Jackie tightened her arms around her torso, the cool breeze of an early summer morning cutting through her shirt. She had dressed for heat, but clearly, the heat wasn’t coming on this day.

 

“We’ve got a red velvet cupcake coming up!” The cashier of the bakery called out, his eyes glancing around the room as his voice bellowed.

 

“Can you not yell? I’m the only one in here,” Jackie muttered as she stumbled her way towards the front counter. She had stayed up all night, looking at Deb’s facebook and the photos she had posted. And then, looking for extended relatives, anything to find out more about Shauna.
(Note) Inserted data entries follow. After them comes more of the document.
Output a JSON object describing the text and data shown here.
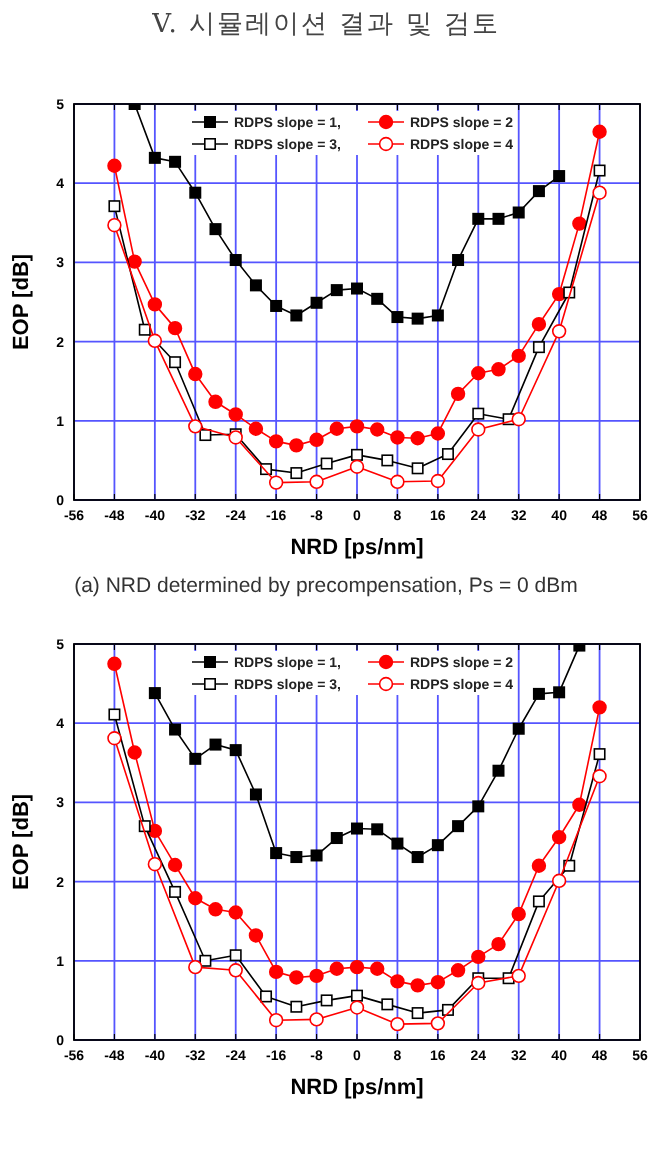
{
  "chart_data": [
    {
      "type": "line",
      "title": "V. 시뮬레이션 결과 및 검토",
      "xlabel": "NRD [ps/nm]",
      "ylabel": "EOP [dB]",
      "annotations": [
        "(a) NRD determined by precompensation, Ps = 0 dBm"
      ],
      "xlim": [
        -56,
        56
      ],
      "ylim": [
        0,
        5
      ],
      "xticks": [
        -56,
        -48,
        -40,
        -32,
        -24,
        -16,
        -8,
        0,
        8,
        16,
        24,
        32,
        40,
        48,
        56
      ],
      "yticks": [
        0,
        1,
        2,
        3,
        4,
        5
      ],
      "grid": true,
      "legend": "top",
      "series": [
        {
          "name": "RDPS slope = 1,",
          "color": "#000000",
          "marker": "square",
          "x": [
            -44,
            -40,
            -36,
            -32,
            -28,
            -24,
            -20,
            -16,
            -12,
            -8,
            -4,
            0,
            4,
            8,
            12,
            16,
            20,
            24,
            28,
            32,
            36,
            40
          ],
          "values": [
            5.0,
            4.32,
            4.27,
            3.88,
            3.42,
            3.03,
            2.71,
            2.45,
            2.33,
            2.49,
            2.65,
            2.67,
            2.54,
            2.31,
            2.29,
            2.33,
            3.03,
            3.55,
            3.55,
            3.63,
            3.9,
            4.09
          ]
        },
        {
          "name": "RDPS slope = 2",
          "color": "#ff0000",
          "marker": "circle",
          "x": [
            -48,
            -44,
            -40,
            -36,
            -32,
            -28,
            -24,
            -20,
            -16,
            -12,
            -8,
            -4,
            0,
            4,
            8,
            12,
            16,
            20,
            24,
            28,
            32,
            36,
            40,
            44,
            48
          ],
          "values": [
            4.22,
            3.01,
            2.47,
            2.17,
            1.59,
            1.24,
            1.08,
            0.9,
            0.74,
            0.69,
            0.76,
            0.9,
            0.93,
            0.89,
            0.79,
            0.78,
            0.84,
            1.34,
            1.6,
            1.65,
            1.82,
            2.22,
            2.6,
            3.49,
            4.65
          ]
        },
        {
          "name": "RDPS slope = 3,",
          "color": "#000000",
          "marker": "square",
          "x": [
            -48,
            -42,
            -36,
            -30,
            -24,
            -18,
            -12,
            -6,
            0,
            6,
            12,
            18,
            24,
            30,
            36,
            42,
            48
          ],
          "values": [
            3.71,
            2.15,
            1.74,
            0.82,
            0.83,
            0.39,
            0.34,
            0.46,
            0.57,
            0.5,
            0.4,
            0.58,
            1.09,
            1.02,
            1.93,
            2.62,
            4.16
          ]
        },
        {
          "name": "RDPS slope = 4",
          "color": "#ff0000",
          "marker": "circle",
          "x": [
            -48,
            -40,
            -32,
            -24,
            -16,
            -8,
            0,
            8,
            16,
            24,
            32,
            40,
            48
          ],
          "values": [
            3.47,
            2.01,
            0.93,
            0.79,
            0.22,
            0.23,
            0.42,
            0.23,
            0.24,
            0.89,
            1.02,
            2.13,
            3.88
          ]
        }
      ]
    },
    {
      "type": "line",
      "xlabel": "NRD [ps/nm]",
      "ylabel": "EOP [dB]",
      "xlim": [
        -56,
        56
      ],
      "ylim": [
        0,
        5
      ],
      "xticks": [
        -56,
        -48,
        -40,
        -32,
        -24,
        -16,
        -8,
        0,
        8,
        16,
        24,
        32,
        40,
        48,
        56
      ],
      "yticks": [
        0,
        1,
        2,
        3,
        4,
        5
      ],
      "grid": true,
      "legend": "top",
      "series": [
        {
          "name": "RDPS slope = 1,",
          "color": "#000000",
          "marker": "square",
          "x": [
            -40,
            -36,
            -32,
            -28,
            -24,
            -20,
            -16,
            -12,
            -8,
            -4,
            0,
            4,
            8,
            12,
            16,
            20,
            24,
            28,
            32,
            36,
            40,
            44
          ],
          "values": [
            4.38,
            3.92,
            3.55,
            3.73,
            3.66,
            3.1,
            2.36,
            2.31,
            2.33,
            2.55,
            2.67,
            2.66,
            2.48,
            2.31,
            2.46,
            2.7,
            2.95,
            3.4,
            3.93,
            4.37,
            4.39,
            4.98
          ]
        },
        {
          "name": "RDPS slope = 2",
          "color": "#ff0000",
          "marker": "circle",
          "x": [
            -48,
            -44,
            -40,
            -36,
            -32,
            -28,
            -24,
            -20,
            -16,
            -12,
            -8,
            -4,
            0,
            4,
            8,
            12,
            16,
            20,
            24,
            28,
            32,
            36,
            40,
            44,
            48
          ],
          "values": [
            4.75,
            3.63,
            2.64,
            2.21,
            1.79,
            1.65,
            1.61,
            1.32,
            0.86,
            0.79,
            0.81,
            0.9,
            0.92,
            0.9,
            0.74,
            0.69,
            0.73,
            0.88,
            1.05,
            1.21,
            1.59,
            2.2,
            2.56,
            2.97,
            4.2
          ]
        },
        {
          "name": "RDPS slope = 3,",
          "color": "#000000",
          "marker": "square",
          "x": [
            -48,
            -42,
            -36,
            -30,
            -24,
            -18,
            -12,
            -6,
            0,
            6,
            12,
            18,
            24,
            30,
            36,
            42,
            48
          ],
          "values": [
            4.11,
            2.7,
            1.87,
            1.0,
            1.07,
            0.55,
            0.42,
            0.5,
            0.56,
            0.45,
            0.34,
            0.38,
            0.78,
            0.78,
            1.75,
            2.2,
            3.61
          ]
        },
        {
          "name": "RDPS slope = 4",
          "color": "#ff0000",
          "marker": "circle",
          "x": [
            -48,
            -40,
            -32,
            -24,
            -16,
            -8,
            0,
            8,
            16,
            24,
            32,
            40,
            48
          ],
          "values": [
            3.81,
            2.22,
            0.92,
            0.88,
            0.25,
            0.26,
            0.41,
            0.2,
            0.21,
            0.72,
            0.81,
            2.01,
            3.33
          ]
        }
      ]
    }
  ]
}
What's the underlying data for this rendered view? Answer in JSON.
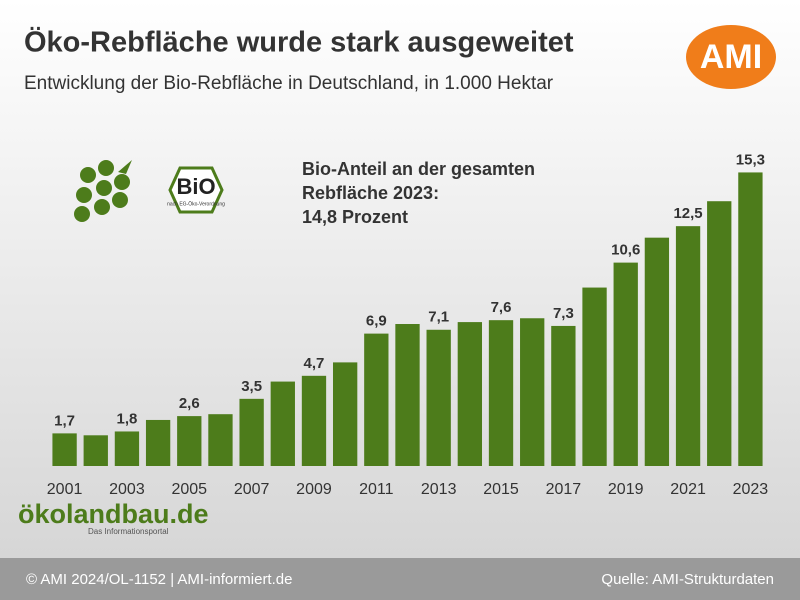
{
  "chart_data": {
    "type": "bar",
    "title": "Öko-Rebfläche wurde stark ausgeweitet",
    "subtitle": "Entwicklung der Bio-Rebfläche in Deutschland, in 1.000 Hektar",
    "annotation": [
      "Bio-Anteil an der gesamten",
      "Rebfläche 2023:",
      "14,8 Prozent"
    ],
    "categories": [
      "2001",
      null,
      "2003",
      null,
      "2005",
      null,
      "2007",
      null,
      "2009",
      null,
      "2011",
      null,
      "2013",
      null,
      "2015",
      null,
      "2017",
      null,
      "2019",
      null,
      "2021",
      null,
      "2023"
    ],
    "values": [
      1.7,
      1.6,
      1.8,
      2.4,
      2.6,
      2.7,
      3.5,
      4.4,
      4.7,
      5.4,
      6.9,
      7.4,
      7.1,
      7.5,
      7.6,
      7.7,
      7.3,
      9.3,
      10.6,
      11.9,
      12.5,
      13.8,
      15.3
    ],
    "value_labels": [
      "1,7",
      null,
      "1,8",
      null,
      "2,6",
      null,
      "3,5",
      null,
      "4,7",
      null,
      "6,9",
      null,
      "7,1",
      null,
      "7,6",
      null,
      "7,3",
      null,
      "10,6",
      null,
      "12,5",
      null,
      "15,3"
    ],
    "color": "#4d7c1b",
    "ylim": [
      0,
      16
    ]
  },
  "logos": {
    "ami": "AMI",
    "bio": "BiO",
    "bio_note": "nach EG-Öko-Verordnung",
    "oekolandbau": "ökolandbau.de",
    "oekolandbau_sub": "Das Informationsportal"
  },
  "footer": {
    "left": "© AMI 2024/OL-1152 | AMI-informiert.de",
    "right": "Quelle: AMI-Strukturdaten"
  }
}
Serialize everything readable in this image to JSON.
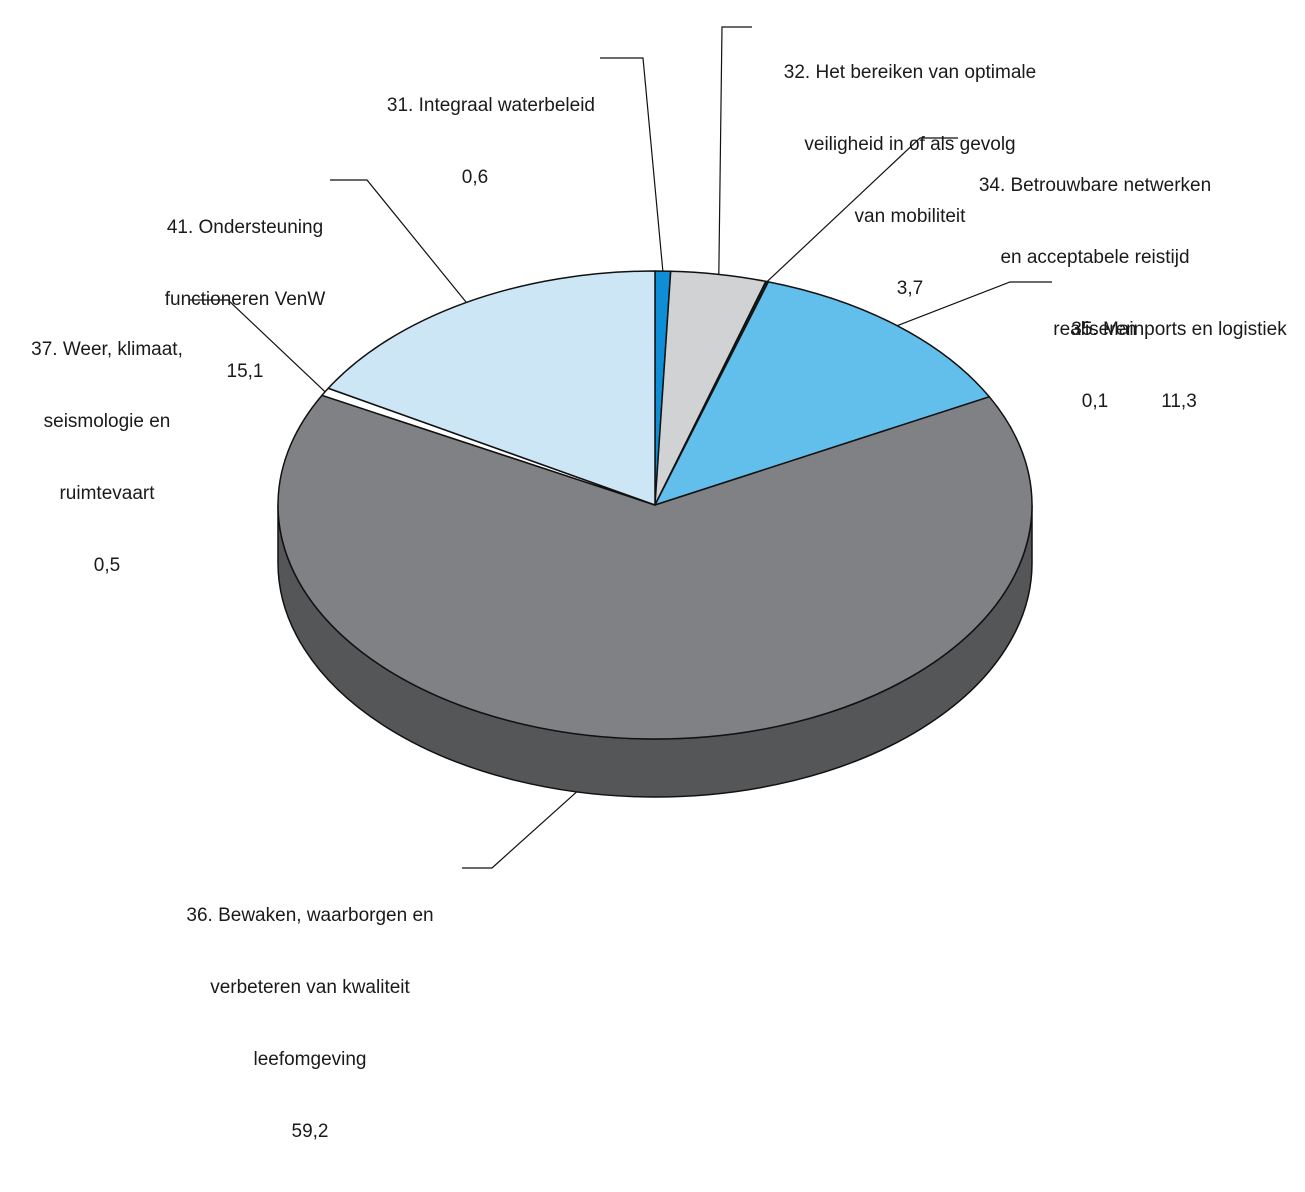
{
  "chart_data": {
    "type": "pie",
    "style": "3d",
    "start_angle_deg": 90,
    "direction": "clockwise",
    "slices": [
      {
        "name": "31. Integraal waterbeleid",
        "value": 0.6,
        "value_label": "0,6",
        "color": "#0d8ed6"
      },
      {
        "name": "32. Het bereiken van optimale veiligheid in of als gevolg van mobiliteit",
        "value": 3.7,
        "value_label": "3,7",
        "color": "#d1d2d4"
      },
      {
        "name": "34. Betrouwbare netwerken en acceptabele reistijd realiseren",
        "value": 0.1,
        "value_label": "0,1",
        "color": "#1f1f1f"
      },
      {
        "name": "35. Mainports en logistiek",
        "value": 11.3,
        "value_label": "11,3",
        "color": "#62bfeb"
      },
      {
        "name": "36. Bewaken, waarborgen en verbeteren van kwaliteit leefomgeving",
        "value": 59.2,
        "value_label": "59,2",
        "color": "#808185"
      },
      {
        "name": "37. Weer, klimaat, seismologie en ruimtevaart",
        "value": 0.5,
        "value_label": "0,5",
        "color": "#ffffff"
      },
      {
        "name": "41. Ondersteuning functioneren VenW",
        "value": 15.1,
        "value_label": "15,1",
        "color": "#cde6f6"
      }
    ],
    "side_color": "#555658"
  },
  "labels": {
    "s31": {
      "lines": [
        "31. Integraal waterbeleid",
        "0,6"
      ]
    },
    "s32": {
      "lines": [
        "32. Het bereiken van optimale",
        "veiligheid in of als gevolg",
        "van mobiliteit",
        "3,7"
      ]
    },
    "s34": {
      "lines": [
        "34. Betrouwbare netwerken",
        "en acceptabele reistijd",
        "realiseren",
        "0,1"
      ]
    },
    "s35": {
      "lines": [
        "35. Mainports en logistiek",
        "11,3"
      ]
    },
    "s36": {
      "lines": [
        "36. Bewaken, waarborgen en",
        "verbeteren van kwaliteit",
        "leefomgeving",
        "59,2"
      ]
    },
    "s37": {
      "lines": [
        "37. Weer, klimaat,",
        "seismologie en",
        "ruimtevaart",
        "0,5"
      ]
    },
    "s41": {
      "lines": [
        "41. Ondersteuning",
        "functioneren VenW",
        "15,1"
      ]
    }
  }
}
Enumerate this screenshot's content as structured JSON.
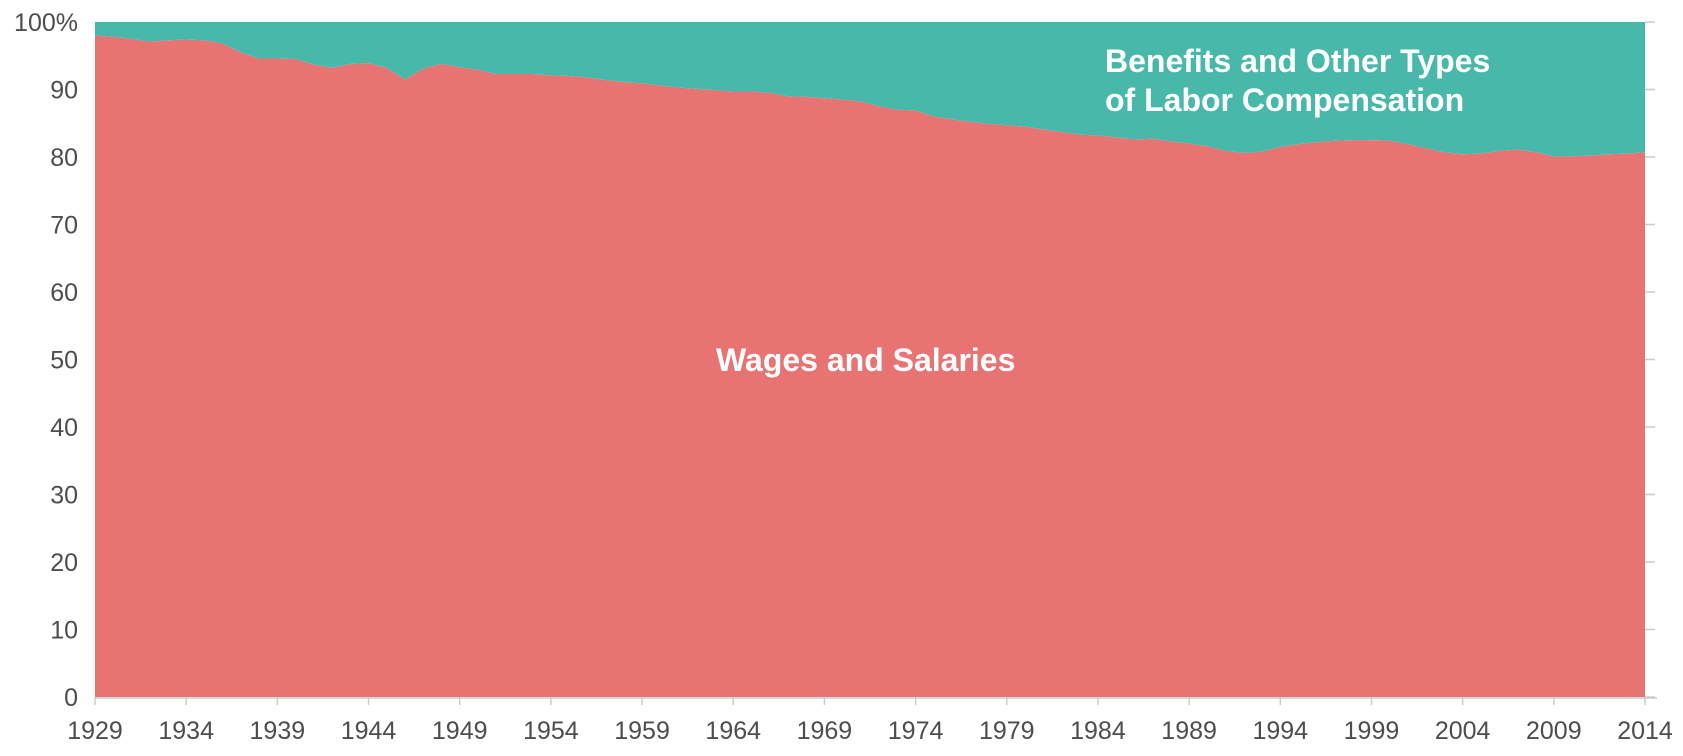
{
  "chart_data": {
    "type": "area",
    "stacked": true,
    "normalized_percent": true,
    "x": [
      1929,
      1930,
      1931,
      1932,
      1933,
      1934,
      1935,
      1936,
      1937,
      1938,
      1939,
      1940,
      1941,
      1942,
      1943,
      1944,
      1945,
      1946,
      1947,
      1948,
      1949,
      1950,
      1951,
      1952,
      1953,
      1954,
      1955,
      1956,
      1957,
      1958,
      1959,
      1960,
      1961,
      1962,
      1963,
      1964,
      1965,
      1966,
      1967,
      1968,
      1969,
      1970,
      1971,
      1972,
      1973,
      1974,
      1975,
      1976,
      1977,
      1978,
      1979,
      1980,
      1981,
      1982,
      1983,
      1984,
      1985,
      1986,
      1987,
      1988,
      1989,
      1990,
      1991,
      1992,
      1993,
      1994,
      1995,
      1996,
      1997,
      1998,
      1999,
      2000,
      2001,
      2002,
      2003,
      2004,
      2005,
      2006,
      2007,
      2008,
      2009,
      2010,
      2011,
      2012,
      2013,
      2014
    ],
    "series": [
      {
        "name": "Wages and Salaries",
        "color": "#e87373",
        "values": [
          98.0,
          97.8,
          97.5,
          97.1,
          97.3,
          97.4,
          97.3,
          96.8,
          95.5,
          94.6,
          94.6,
          94.5,
          93.7,
          93.2,
          93.8,
          93.9,
          93.2,
          91.5,
          93.1,
          93.8,
          93.3,
          92.9,
          92.3,
          92.3,
          92.3,
          92.1,
          92.0,
          91.8,
          91.4,
          91.1,
          90.9,
          90.6,
          90.3,
          90.1,
          89.9,
          89.7,
          89.7,
          89.5,
          89.0,
          88.9,
          88.7,
          88.5,
          88.2,
          87.5,
          87.0,
          86.9,
          86.0,
          85.6,
          85.2,
          84.9,
          84.7,
          84.5,
          84.1,
          83.7,
          83.3,
          83.2,
          82.9,
          82.6,
          82.7,
          82.3,
          82.0,
          81.6,
          80.9,
          80.6,
          80.8,
          81.5,
          81.9,
          82.2,
          82.4,
          82.5,
          82.5,
          82.4,
          81.9,
          81.3,
          80.7,
          80.4,
          80.5,
          80.9,
          81.1,
          80.7,
          80.1,
          80.1,
          80.2,
          80.4,
          80.5,
          80.7
        ]
      },
      {
        "name": "Benefits and Other Types of Labor Compensation",
        "color": "#48b8ab",
        "values": [
          2.0,
          2.2,
          2.5,
          2.9,
          2.7,
          2.6,
          2.7,
          3.2,
          4.5,
          5.4,
          5.4,
          5.5,
          6.3,
          6.8,
          6.2,
          6.1,
          6.8,
          8.5,
          6.9,
          6.2,
          6.7,
          7.1,
          7.7,
          7.7,
          7.7,
          7.9,
          8.0,
          8.2,
          8.6,
          8.9,
          9.1,
          9.4,
          9.7,
          9.9,
          10.1,
          10.3,
          10.3,
          10.5,
          11.0,
          11.1,
          11.3,
          11.5,
          11.8,
          12.5,
          13.0,
          13.1,
          14.0,
          14.4,
          14.8,
          15.1,
          15.3,
          15.5,
          15.9,
          16.3,
          16.7,
          16.8,
          17.1,
          17.4,
          17.3,
          17.7,
          18.0,
          18.4,
          19.1,
          19.4,
          19.2,
          18.5,
          18.1,
          17.8,
          17.6,
          17.5,
          17.5,
          17.6,
          18.1,
          18.7,
          19.3,
          19.6,
          19.5,
          19.1,
          18.9,
          19.3,
          19.9,
          19.9,
          19.8,
          19.6,
          19.5,
          19.3
        ]
      }
    ],
    "area_labels": {
      "wages": "Wages and Salaries",
      "benefits_line1": "Benefits and Other Types",
      "benefits_line2": "of Labor Compensation"
    },
    "x_ticks": [
      "1929",
      "1934",
      "1939",
      "1944",
      "1949",
      "1954",
      "1959",
      "1964",
      "1969",
      "1974",
      "1979",
      "1984",
      "1989",
      "1994",
      "1999",
      "2004",
      "2009",
      "2014"
    ],
    "y_ticks": [
      {
        "value": 0,
        "label": "0"
      },
      {
        "value": 10,
        "label": "10"
      },
      {
        "value": 20,
        "label": "20"
      },
      {
        "value": 30,
        "label": "30"
      },
      {
        "value": 40,
        "label": "40"
      },
      {
        "value": 50,
        "label": "50"
      },
      {
        "value": 60,
        "label": "60"
      },
      {
        "value": 70,
        "label": "70"
      },
      {
        "value": 80,
        "label": "80"
      },
      {
        "value": 90,
        "label": "90"
      },
      {
        "value": 100,
        "label": "100%"
      }
    ],
    "ylim": [
      0,
      100
    ],
    "xlim": [
      1929,
      2014
    ],
    "grid": false,
    "legend": "none",
    "title": "",
    "xlabel": "",
    "ylabel": ""
  }
}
She hadn’t found much, except for the posts of Deb’s she had already seen.

 

“Sorry, company policy,” The cashier replied, his voice casual. He knew he was lying, she knew he was lying, everyone did. He began to bag the cupcake. “Didn’t take you for a cupcake kind of girl.”

 

“I’m not. It’s a gift, for a friend,” Jackie murmured absentmindedly, looking down at her feet before shooting her head back up. She couldn’t tell people that she was doing this instead of going to college. What would everyone think of her?

 

“Did you pay at order?” The cashier asked, holding out the small bag.

 

“Yeah, thanks,” Jackie replied, quickly snatching the bag and walking out. She didn’t look behind her to see the cashier’s face.

 

The cold breeze seemed to follow her as she walked along the sidewalk. She had walked this sidewalk thousands of times before. She had walked past Shauna’s house, thousands of times before, never knowing that a person lived inside.

 

She had never once thought that in Wiskayok, not everyone was the exact same person. Maybe it was a fault of her own, or maybe, it was a fault of her parents, a fault of her parent’s parents, and a fault of their parents before them. 

 

And that was the thing about a secret. Once you find it out, you can’t go back.